“I’m gonna strap one on one shoulder and one on the other shoulder and they’re gonna need a f—ing army to come take them belts off me”
That was Conor McGregor’s answer at the UFC 205 press conference when asked about possibly dropping his featherweight belt should he beat Eddie Alvarez this November to capture the UFC lightweight title and become the first fighter in UFC history to hold the title in two weight classes simultaneously. Despite what Dana White has said publicly about Conor having to drop the 145 belt should he win both, that doesn’t exactly sound like a man ready to just hand over his championship. Conor also doesn’t seem interested these days in making the hellish cut to 145 pounds for a rematch with the man he knocked out in 13 seconds for that belt, Jose Aldo. And that presents an interesting dilemma for the UFC brass. Do you strip you biggest star of a championship belt and give up a gigantic selling point of historic proportions that could garner even more attention for both Conor McGregor and the UFC? Or do you let Conor keep the distinction of being a two division champion while leaving the featherweight division in some what of a limbo?

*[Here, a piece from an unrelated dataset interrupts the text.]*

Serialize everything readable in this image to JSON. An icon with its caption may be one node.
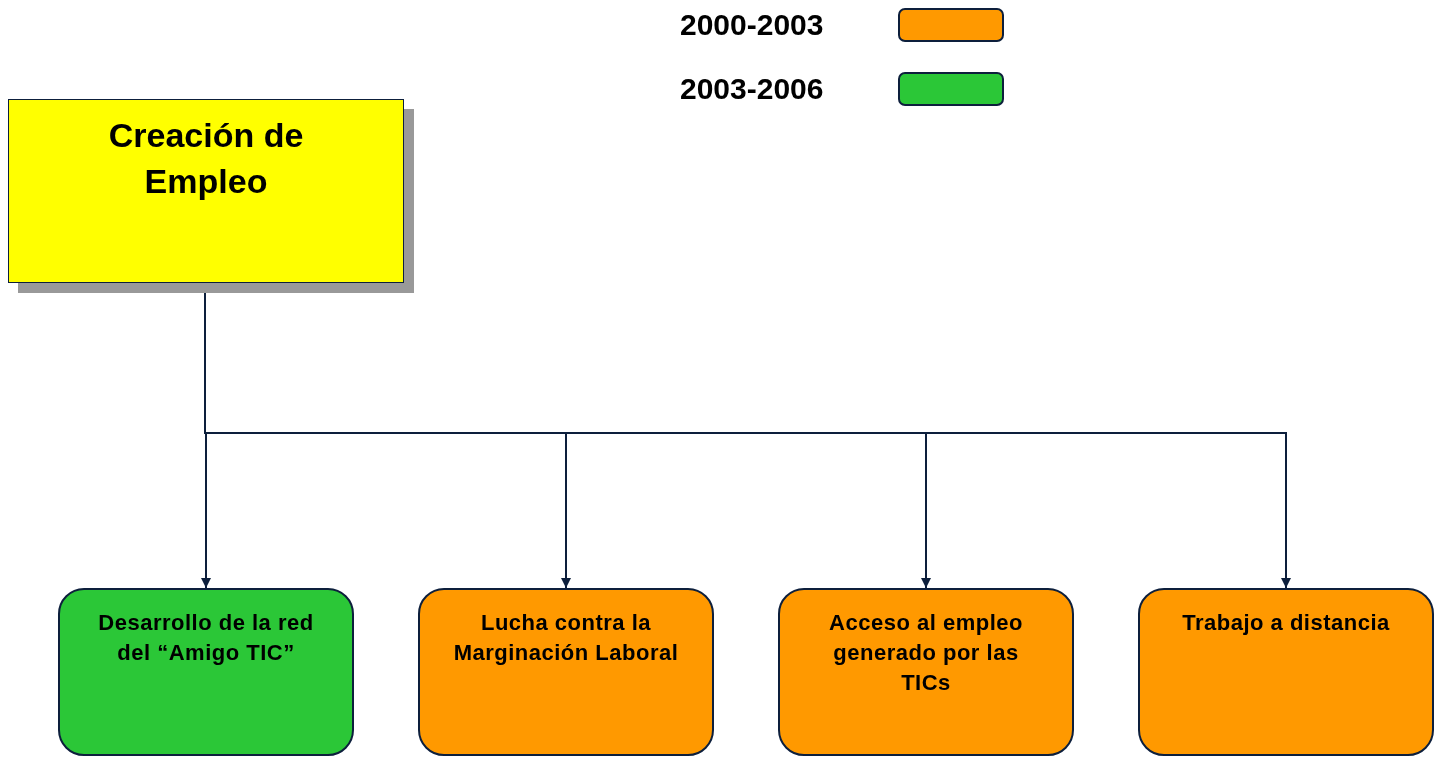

UFC Would be Crazy to Strip McGregor of his Title if he Wins at UFC 205
There’s a right answer here, and the UFC would be completely crazy to strip McGregor of his 145 pound crown right away should he indeed take out Eddie Alvarez to capture the lightweight belt. Why take away yet another huge selling point that you can capitalize on to continue to market the biggest star the UFC has ever had?
A two division champion who knocked out the featherweight king in 13 seconds and if he does what he plans to at UFC 205, a knockout artist rampaging through two divisions. I can see the promos now with Conor holding both belts going into his next fight. It’s easy to forget in the current UFC landscape with McGregor cards breaking records that not long ago the UFC was desperately lacking in star power. Anderson Silva‘s light was fading and GSP had just walked away after a controversial decision. Then we watched the meteoric rise of Ronda Rousey and a slick talking Irishman. And now Dana White and the new UFC regime want to take away another selling point for a superstar? How quickly they forget. But there will come a time probably sooner than we can all anticipate the the MMA landscape will once again shift and we will eventually arrive at a point in the cycle of this sport where the UFC will once again be starved for a superstar, and they might wish that they had used every selling point of the McGregor mystique to earn every dollar from him that they can. Strike while the iron is hot, and the Conor iron is sizzling right now. The last thing the UFC brass should be thinking about that is doing anything to cool down that red hot glow McGregor has once again hit after winning his rematch with Nate Diaz.
You just never know how long a fighter’s stardom will last at the top of their game in a crazy sport like MMA. You don’t have to look back to far to find a perfect example of this in former UFC women’s bantamweight champ Ronda Rousey. Before he fight with Holly Holm in Australia no one would have imagined that she would spend a year not only out of the cage but completely out of the public eye. After knocking out Bethe Correia in Brazil the UFC had the biggest star in the history of their promotion and it was all gone with one swift headkick. It may look now that Conor will be flying high forever raking in dough for the UFC and headlining cards for years to come but you just never know.
The UFC should know they need to capitalize on the McGregor phenomenon while they can because it can be taken off the table in a matter of seconds in any one of his fights. It would be astronomically short cited to take even a little of the shine off Conor by stripping one of his belts immediately after he makes history, should he beat Alvarez. This is the fight game and you have to milk that slick talking cash cow while you can because they don’t come around very often. Conor can sell a fight to hardcore fans as well as casual fans and the general public and he’s also an assassin in the Octagon who backs every bit of it up. Those guys simply don’t exist most of the time in MMA. He’s a unicorn.
Those fighters come around once or twice in a decade if you’re lucky and with new owners running the show in the UFC offices looking to make the promotion even bigger than it already is, adding a little more icing on the McGregor cake wouldn’t be a bad idea. With the featherweight interim champ Jose Aldo at odds with the UFC right now, the featherweight division might be held up for a little while regardless. Even if the UFC manages to make Jose happy enough to fight for them again, they could easily have him defend his interim belt against Max Holloway in a fight that could headline a fairly big card and make fans happy for the time being while Conor struts around with his 145 title.
If Conor indeed never intends on fighting at featherweight again then he should probably drop the belt eventually but that is something to be considered down the road. Don’t take away some of the shine on your biggest star before he even gets a chance to flaunt the history he very well could make on November 12th in Madison Square Garden.